If Munson was emotional on the air, he was also realistic about Georgia athletics, warts and all. As much as that attitude – often described as downright pessimistic – resounded with fans, his impact was as wide-reaching in broadcasting, too, where few people have become so beloved and synonymous with a program and its fans, said Dan Magill, the former Georgia athlete and men’s tennis coach and a historian of all things Bulldogs.
Magill had a hand in hiring Munson in 1966 and it was his idea to make and sell recordings of his best calls – an instant hit.
“He had such an impact here,” said Magill, after whom the Sanford Stadium press box is named. “He had a very big impact in the media.”
No doubt the tapes of Munson’s “hobnail boot” call from the Bulldogs’ 2001 victory over Tennessee in Knoxville were getting more plays than usual in the last week. And with that classic call coming against Tennessee – a rival that ranked among Florida and Georgia Tech in riling up the broadcaster, his son said – Munson called it a favorite of his behind only “Run, Lindsey, run!”
Whatever you label the quality Munson was able to spin into those calls, it was all his own.
“I knew Larry most of his life, I’ve seen all the great histories about him and read all about him, but I still don’t know how he could come up with the descriptions he had,” Georgia President Michael Adams said. “He was just so into it, and I’m not even sure he knew where they came from.
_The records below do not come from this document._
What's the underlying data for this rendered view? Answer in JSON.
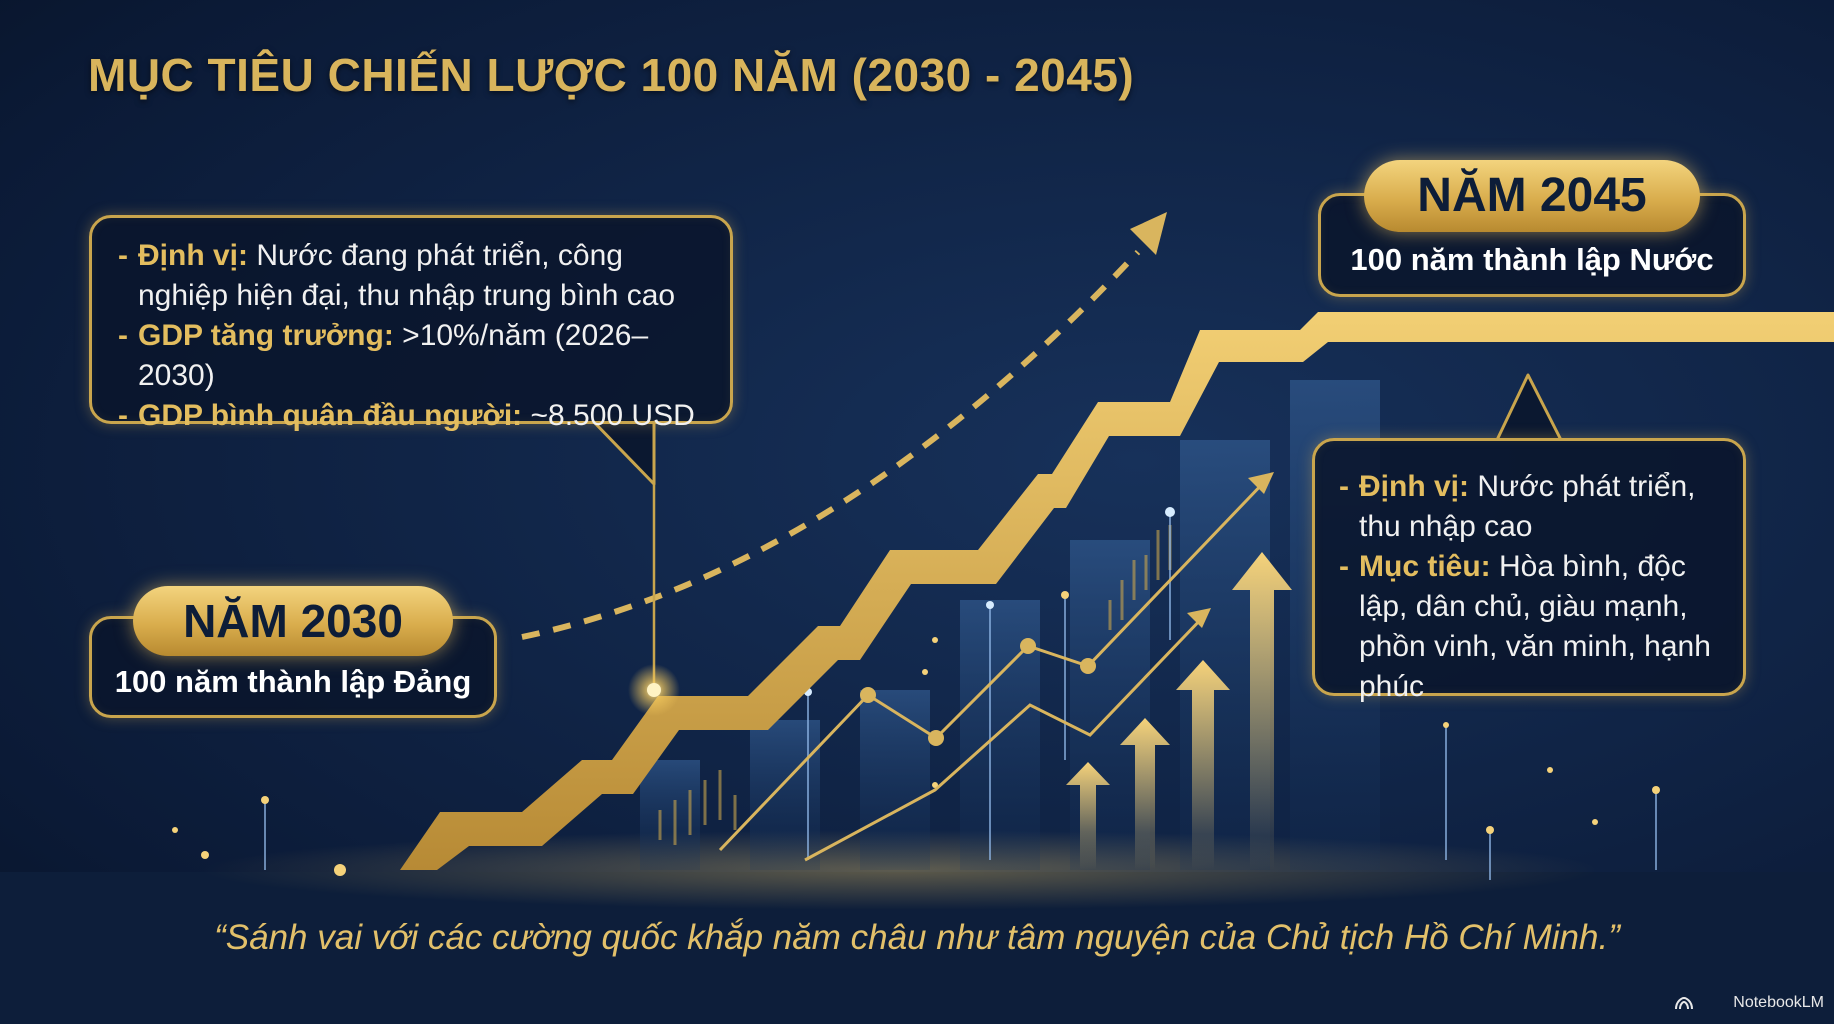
{
  "title": "MỤC TIÊU CHIẾN LƯỢC 100 NĂM (2030 - 2045)",
  "milestone_2030": {
    "year": "NĂM 2030",
    "subtitle": "100 năm thành lập Đảng",
    "items": [
      {
        "key": "Định vị:",
        "text": "Nước đang phát triển, công nghiệp hiện đại, thu nhập trung bình cao"
      },
      {
        "key": "GDP tăng trưởng:",
        "text": ">10%/năm (2026–2030)"
      },
      {
        "key": "GDP bình quân đầu người:",
        "text": "~8.500 USD"
      }
    ]
  },
  "milestone_2045": {
    "year": "NĂM 2045",
    "subtitle": "100 năm thành lập Nước",
    "items": [
      {
        "key": "Định vị:",
        "text": "Nước phát triển, thu nhập cao"
      },
      {
        "key": "Mục tiêu:",
        "text": "Hòa bình, độc lập, dân chủ, giàu mạnh, phồn vinh, văn minh, hạnh phúc"
      }
    ]
  },
  "quote": "“Sánh vai với các cường quốc khắp năm châu như tâm nguyện của Chủ tịch Hồ Chí Minh.”",
  "watermark": "NotebookLM",
  "colors": {
    "gold": "#d8b45c",
    "bright_gold": "#f3d47e",
    "navy": "#102446",
    "text": "#f1f1f1"
  }
}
But that’s who Larry was.”
Munson’s brand of improvisation was a perfect fit for the Vince Dooley era of Georgia football, and much of his best work came from those games. When things were at their wildest, Larry was at his best, said Loran Smith, the longtime reporter whom Munson so often introduced with a “whatcha got, Loran?”
“Vince’s teams were so competitive and always came back, so Lady Luck was Larry’s companion, good or bad,” Smith said. “And Lady Luck’s smiles had a lot to do with the outcome of those games.
“And no matter what seemed to happen, Larry always rose to the occasion.”